Wir sind uns ja scheinbar einig, dass dieser Krieg noch mindestens Monate dauern wird. Wieso denkst du, dass ein sofortiger Handelsstopp seine Auswirkungen nicht innerhalb von Monaten entfalten könnte? Ich kann erneut die unmittelbaren Effekte für Russland aufzählen: Millionen Arbeitslose, Halbierung der Exporteinahmen, Leere Regale, Kaputte Lieferketten in Massen, Niedergang der Industrie, Absturz der Börsen und des Rubels.... Ich finde, dass sind Effekte, die ziemlich direkt den Krieg betreffen werden.
Ich weise moralische Gründe nicht grundsätzlich zurück. Allerdings sollte einem die Moral nicht den Blick verstellen, sodass man das, was sein soll, nicht mit dem verwechselt, was ist (was bewirkt wird).
Das Problem ist, nach wie vor, dass ich nicht moralisch argumentiere. Es ist lediglich ein zusätzliches Argument. Es ist in unserem unmoralischen Interesse, dass Russland keine Angriffskriege in Europa führen kann, keine Cyberangriffe auf Unternehmen und Infrastruktur verüben kann, keine europäischen Politiker einkaufen kann, keine Desinformationskampagnen finanzieren kann, dass die russische Grenze sich nicht bis Polen verschiebt usw.
Er wird mit seinem vorhandenen Gerät Wirklichkeiten schaffen, die kurzfristig (in Monaten gerechnet) nicht zu verhindern sein werden durch Sanktionen. Ich wiederhole mich: Er sitzt nicht physisch aber geistig im Bunker. Es ist ihm und seinen Speichelleckern alles egal. Er wird sein Ziel, die Ukraine vom schwarzen Meer abzuschneiden und den Osten zu erobern, nicht aufgeben. Und wir hindern ihn nicht, indem wir morgen den Gashahn zudrehen.
Wie kommst du darauf, dass ihm und der russischen Führungselite alles egal ist? Auch die Führungselite hat Interesse. Auch Putin hat Interessen, die sich nicht auf die Eroberung der Ukraine beschränken.
Ich kann mich nur wiederholen.
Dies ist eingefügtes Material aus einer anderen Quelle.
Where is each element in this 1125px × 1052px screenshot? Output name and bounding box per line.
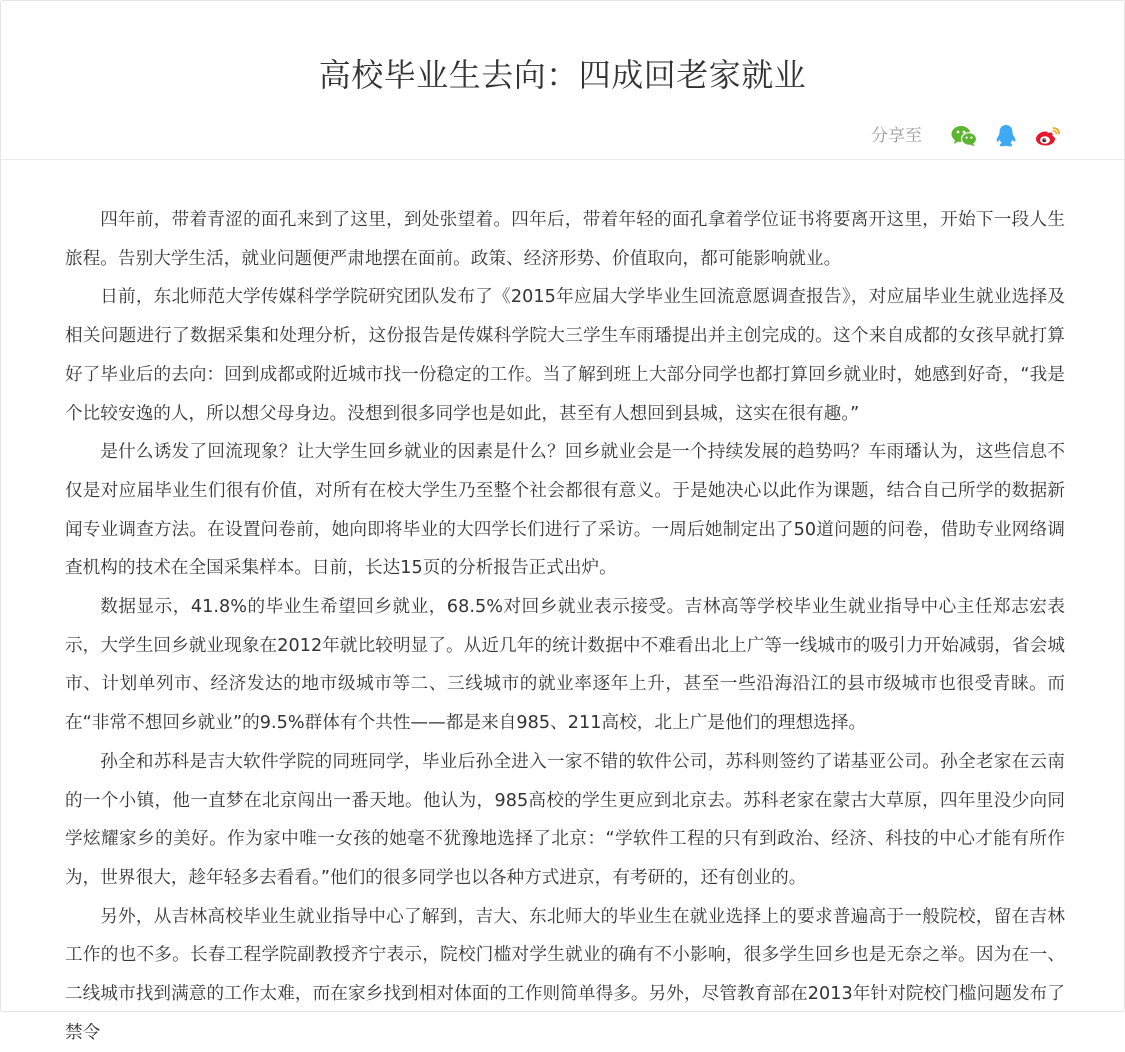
share-bar (871, 121, 1062, 151)
article-paragraph: 孙全和苏科是吉大软件学院的同班同学，毕业后孙全进入一家不错的软件公司，苏科则签约了诺基亚公司。孙全老家在云南的一个小镇，他一直梦在北京闯出一番天地。他认为，985高校的学生更应到北京去。苏科老家在蒙古大草原，四年里没少向同学炫耀家乡的美好。作为家中唯一女孩的她毫不犹豫地选择了北京：“学软件工程的只有到政治、经济、科技的中心才能有所作为，世界很大，趁年轻多去看看。”他们的很多同学也以各种方式进京，有考研的，还有创业的。 (65, 751, 1065, 888)
qq-icon[interactable] (992, 122, 1020, 150)
article-title: 高校毕业生去向：四成回老家就业 (318, 56, 807, 94)
article-paragraph: 四年前，带着青涩的面孔来到了这里，到处张望着。四年后，带着年轻的面孔拿着学位证书将要离开这里，开始下一段人生旅程。告别大学生活，就业问题便严肃地摆在面前。政策、经济形势、价值取向，都可能影响就业。 (65, 210, 1065, 269)
article-paragraph: 数据显示，41.8%的毕业生希望回乡就业，68.5%对回乡就业表示接受。吉林高等学校毕业生就业指导中心主任郑志宏表示，大学生回乡就业现象在2012年就比较明显了。从近几年的统计数据中不难看出北上广等一线城市的吸引力开始减弱，省会城市、计划单列市、经济发达的地市级城市等二、三线城市的就业率逐年上升，甚至一些沿海沿江的县市级城市也很受青睐。而在“非常不想回乡就业”的9.5%群体有个共性——都是来自985、211高校，北上广是他们的理想选择。 (65, 597, 1065, 734)
share-label: 分享至 (871, 126, 922, 146)
article-paragraph: 是什么诱发了回流现象？让大学生回乡就业的因素是什么？回乡就业会是一个持续发展的趋势吗？车雨璠认为，这些信息不仅是对应届毕业生们很有价值，对所有在校大学生乃至整个社会都很有意义。于是她决心以此作为课题，结合自己所学的数据新闻专业调查方法。在设置问卷前，她向即将毕业的大四学长们进行了采访。一周后她制定出了50道问题的问卷，借助专业网络调查机构的技术在全国采集样本。日前，长达15页的分析报告正式出炉。 (65, 442, 1065, 579)
article-header (1, 1, 1124, 160)
weibo-icon[interactable] (1034, 122, 1062, 150)
wechat-icon[interactable] (950, 122, 978, 150)
article-paragraph: 日前，东北师范大学传媒科学学院研究团队发布了《2015年应届大学毕业生回流意愿调查报告》，对应届毕业生就业选择及相关问题进行了数据采集和处理分析，这份报告是传媒科学院大三学生车雨璠提出并主创完成的。这个来自成都的女孩早就打算好了毕业后的去向：回到成都或附近城市找一份稳定的工作。当了解到班上大部分同学也都打算回乡就业时，她感到好奇，“我是个比较安逸的人，所以想父母身边。没想到很多同学也是如此，甚至有人想回到县城，这实在很有趣。” (65, 287, 1065, 424)
article-body (65, 201, 1065, 1052)
article-paragraph: 另外，从吉林高校毕业生就业指导中心了解到，吉大、东北师大的毕业生在就业选择上的要求普遍高于一般院校，留在吉林工作的也不多。长春工程学院副教授齐宁表示，院校门槛对学生就业的确有不小影响，很多学生回乡也是无奈之举。因为在一、二线城市找到满意的工作太难，而在家乡找到相对体面的工作则简单得多。另外，尽管教育部在2013年针对院校门槛问题发布了禁令 (65, 906, 1065, 1043)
Ich habe die direkten Effekte angeführt. Deine Argumentation könnte man auch auf Waffenlieferungen übertragen. Es dauert Monate, bis die Waffen aufgewartet sind und ukrainische Truppen damit umgehen können --> nicht liefern. Dein Argument behält vor allem dauerhafte "Gültigkeit", weil dieser Verweis immer funktionieren kann. Wenn der Krieg dann ein Jahr gegangen ist und immer noch kein Ende in Sicht ist, wirst du genauso argumentieren. Sein vorhandenes Gerät schwindet immer stärker. Krieg ist immer auch an Wirtschaft gebunden. Wer nicht mehr produzieren kann und auch sonst wirtschaftlich am Boden ist, verliert. Das sind natürlich komplexe Zusammenhänge und nicht direkt für jeden greifbar. Aber sie existieren.
Das ist das Ergebnis von 20 Jahren Politik. Das drehen wir nicht in sechs Wochen um. Ich verstehe die Ungeduld, den Frust über das, was man sich als Wähler eingebrockt hat. Aber mal kurz eine Millionen Leute in Arbeitslosigkeit schicken oder noch mehr schon wieder in Kurzarbeit- wer soll es zahlen? Auch wieder die künftige Generation?
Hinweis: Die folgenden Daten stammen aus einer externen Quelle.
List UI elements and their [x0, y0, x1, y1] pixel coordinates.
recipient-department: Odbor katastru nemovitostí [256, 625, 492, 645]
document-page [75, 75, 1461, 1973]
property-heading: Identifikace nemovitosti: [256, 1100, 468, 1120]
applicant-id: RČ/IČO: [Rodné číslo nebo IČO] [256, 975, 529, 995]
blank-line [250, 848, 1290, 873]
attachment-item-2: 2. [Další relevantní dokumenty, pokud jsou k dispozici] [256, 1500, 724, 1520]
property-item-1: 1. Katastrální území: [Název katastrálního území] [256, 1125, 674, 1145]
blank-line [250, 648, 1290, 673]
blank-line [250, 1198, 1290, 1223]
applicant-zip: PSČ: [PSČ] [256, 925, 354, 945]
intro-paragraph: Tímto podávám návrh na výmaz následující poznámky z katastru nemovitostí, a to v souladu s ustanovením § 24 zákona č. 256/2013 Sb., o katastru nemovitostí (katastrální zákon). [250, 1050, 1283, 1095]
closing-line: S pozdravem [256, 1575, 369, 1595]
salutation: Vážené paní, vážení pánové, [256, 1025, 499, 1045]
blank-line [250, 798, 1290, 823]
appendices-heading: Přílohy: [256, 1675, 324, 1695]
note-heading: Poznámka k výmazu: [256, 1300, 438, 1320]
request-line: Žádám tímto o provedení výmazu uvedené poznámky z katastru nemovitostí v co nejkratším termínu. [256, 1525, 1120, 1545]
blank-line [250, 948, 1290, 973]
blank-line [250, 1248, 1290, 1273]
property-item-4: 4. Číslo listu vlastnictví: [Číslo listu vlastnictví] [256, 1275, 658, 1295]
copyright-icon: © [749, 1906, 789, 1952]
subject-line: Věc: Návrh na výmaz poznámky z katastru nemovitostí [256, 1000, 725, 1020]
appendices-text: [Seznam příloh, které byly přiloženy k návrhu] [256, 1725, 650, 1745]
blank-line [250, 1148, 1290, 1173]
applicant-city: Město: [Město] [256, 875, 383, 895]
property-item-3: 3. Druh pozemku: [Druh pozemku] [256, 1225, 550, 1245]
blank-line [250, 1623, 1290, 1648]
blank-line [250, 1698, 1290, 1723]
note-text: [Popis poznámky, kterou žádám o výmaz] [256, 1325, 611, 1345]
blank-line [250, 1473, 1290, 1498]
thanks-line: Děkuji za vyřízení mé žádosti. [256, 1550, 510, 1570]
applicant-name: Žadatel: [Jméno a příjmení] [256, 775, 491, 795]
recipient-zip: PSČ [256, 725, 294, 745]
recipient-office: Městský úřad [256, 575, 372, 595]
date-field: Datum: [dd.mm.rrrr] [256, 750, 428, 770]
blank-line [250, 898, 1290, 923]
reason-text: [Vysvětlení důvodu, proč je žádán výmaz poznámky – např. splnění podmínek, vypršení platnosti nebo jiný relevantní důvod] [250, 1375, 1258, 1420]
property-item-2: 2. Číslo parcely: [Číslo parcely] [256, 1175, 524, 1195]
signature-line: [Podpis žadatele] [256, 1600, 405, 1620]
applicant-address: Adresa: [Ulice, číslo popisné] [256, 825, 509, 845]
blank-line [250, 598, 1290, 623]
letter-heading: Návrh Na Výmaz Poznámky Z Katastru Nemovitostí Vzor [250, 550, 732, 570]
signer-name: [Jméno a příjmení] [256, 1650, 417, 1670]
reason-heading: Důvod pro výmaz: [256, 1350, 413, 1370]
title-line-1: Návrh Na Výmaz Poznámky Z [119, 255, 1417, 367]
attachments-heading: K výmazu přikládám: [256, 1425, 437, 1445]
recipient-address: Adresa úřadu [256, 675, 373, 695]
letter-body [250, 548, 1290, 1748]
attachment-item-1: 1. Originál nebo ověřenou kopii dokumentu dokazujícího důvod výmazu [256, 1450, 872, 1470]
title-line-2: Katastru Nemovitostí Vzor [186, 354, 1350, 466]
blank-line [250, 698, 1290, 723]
Hast du so bei den Corona-Maßnahmen auch argumentiert? Wieso soll die jüngere Generation hierfür bezahlen müssen?
Wie kommst du denn mal kurz auf eine Million oder mehr? Drunter geht es nicht? Wer soll die hunderten Milliarden für die Sicherheitspolitik bezahlen, wenn Russland vor Polen steht? Wer soll die Millionen ukrainischen Flüchtlinge dauerhaft bezahlen? Wer soll die moldawischen Flüchtlinge finanzieren? Wer soll die noch größere Zerstörung durch einen längeren Krieg in der Ukraine bezahlen?
Angeblich ist Öl Putins Haupteinnahmequelle. Und hier ist es offensichtlich auch nicht ganz so schwierig, für Ersatz zu sorgen innerhalb kürzerer Fristen, obwohl nicht jedes Öl russisches einfach ersetzen kann innerhalb der Verarbeitungsprozesse. Umgekehrt wird Putin auch weniger Probleme haben, sein Öl woanders hin zu liefern.
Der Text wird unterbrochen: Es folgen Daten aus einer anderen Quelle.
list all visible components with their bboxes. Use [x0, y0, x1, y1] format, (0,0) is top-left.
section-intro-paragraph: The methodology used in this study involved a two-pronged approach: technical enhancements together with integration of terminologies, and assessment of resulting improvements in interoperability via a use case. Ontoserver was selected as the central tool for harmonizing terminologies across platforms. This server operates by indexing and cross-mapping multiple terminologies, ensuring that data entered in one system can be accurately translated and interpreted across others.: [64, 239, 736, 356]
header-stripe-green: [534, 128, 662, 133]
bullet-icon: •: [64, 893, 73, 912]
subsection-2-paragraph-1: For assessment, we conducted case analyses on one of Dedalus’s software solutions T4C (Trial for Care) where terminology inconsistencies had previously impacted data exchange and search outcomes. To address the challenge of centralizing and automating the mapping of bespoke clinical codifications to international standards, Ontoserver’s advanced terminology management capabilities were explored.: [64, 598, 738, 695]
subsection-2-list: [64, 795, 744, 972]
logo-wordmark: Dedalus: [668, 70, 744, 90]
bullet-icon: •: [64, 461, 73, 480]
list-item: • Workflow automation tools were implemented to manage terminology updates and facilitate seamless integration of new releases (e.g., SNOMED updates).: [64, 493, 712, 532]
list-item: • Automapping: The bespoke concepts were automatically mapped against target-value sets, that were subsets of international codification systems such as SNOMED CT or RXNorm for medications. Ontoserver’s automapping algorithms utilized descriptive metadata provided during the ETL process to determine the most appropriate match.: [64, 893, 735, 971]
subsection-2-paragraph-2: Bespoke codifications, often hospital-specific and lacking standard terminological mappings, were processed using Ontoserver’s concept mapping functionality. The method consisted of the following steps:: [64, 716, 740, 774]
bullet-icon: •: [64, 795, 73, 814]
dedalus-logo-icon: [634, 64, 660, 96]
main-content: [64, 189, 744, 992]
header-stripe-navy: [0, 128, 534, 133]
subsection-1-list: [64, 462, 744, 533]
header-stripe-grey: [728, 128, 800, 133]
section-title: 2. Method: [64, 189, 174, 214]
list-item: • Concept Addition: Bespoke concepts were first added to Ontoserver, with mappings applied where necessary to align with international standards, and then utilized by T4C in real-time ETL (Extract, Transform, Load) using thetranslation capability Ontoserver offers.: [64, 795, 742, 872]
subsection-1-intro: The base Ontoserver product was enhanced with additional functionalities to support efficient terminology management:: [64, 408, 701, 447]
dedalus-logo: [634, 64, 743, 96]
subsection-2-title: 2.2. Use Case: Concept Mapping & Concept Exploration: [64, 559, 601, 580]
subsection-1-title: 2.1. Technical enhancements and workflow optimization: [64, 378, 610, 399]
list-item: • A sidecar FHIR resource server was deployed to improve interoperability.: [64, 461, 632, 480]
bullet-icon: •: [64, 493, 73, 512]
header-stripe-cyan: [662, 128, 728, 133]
Richtig. Öl ist mindestens gleichwertig mit Gas und hier ist es leichter gewesen, die Öl-Importe zu ersetzen, da man es auf teurem Wege ausgleichen kann. Bei Gas funktioniert das kurzfristig nicht. An wen verkauft den Russland das nicht mehr gekaufte Öl?
Was die "unabhängigen Wissenschaftler" angeht, so wissen die auch nicht alles und widersprechen einander ständig. Habecks Ministerium wird ganz sicher auch nicht ohne Unterstützung durch solche Modellierer arbeiten. Und jede einzelne Lieferkette kennen sie ohnehin nicht. Ihre Betrachtung wird immer nur Ausschnitte, nie die ganze Wirklichkeit der Unternehmen sehen.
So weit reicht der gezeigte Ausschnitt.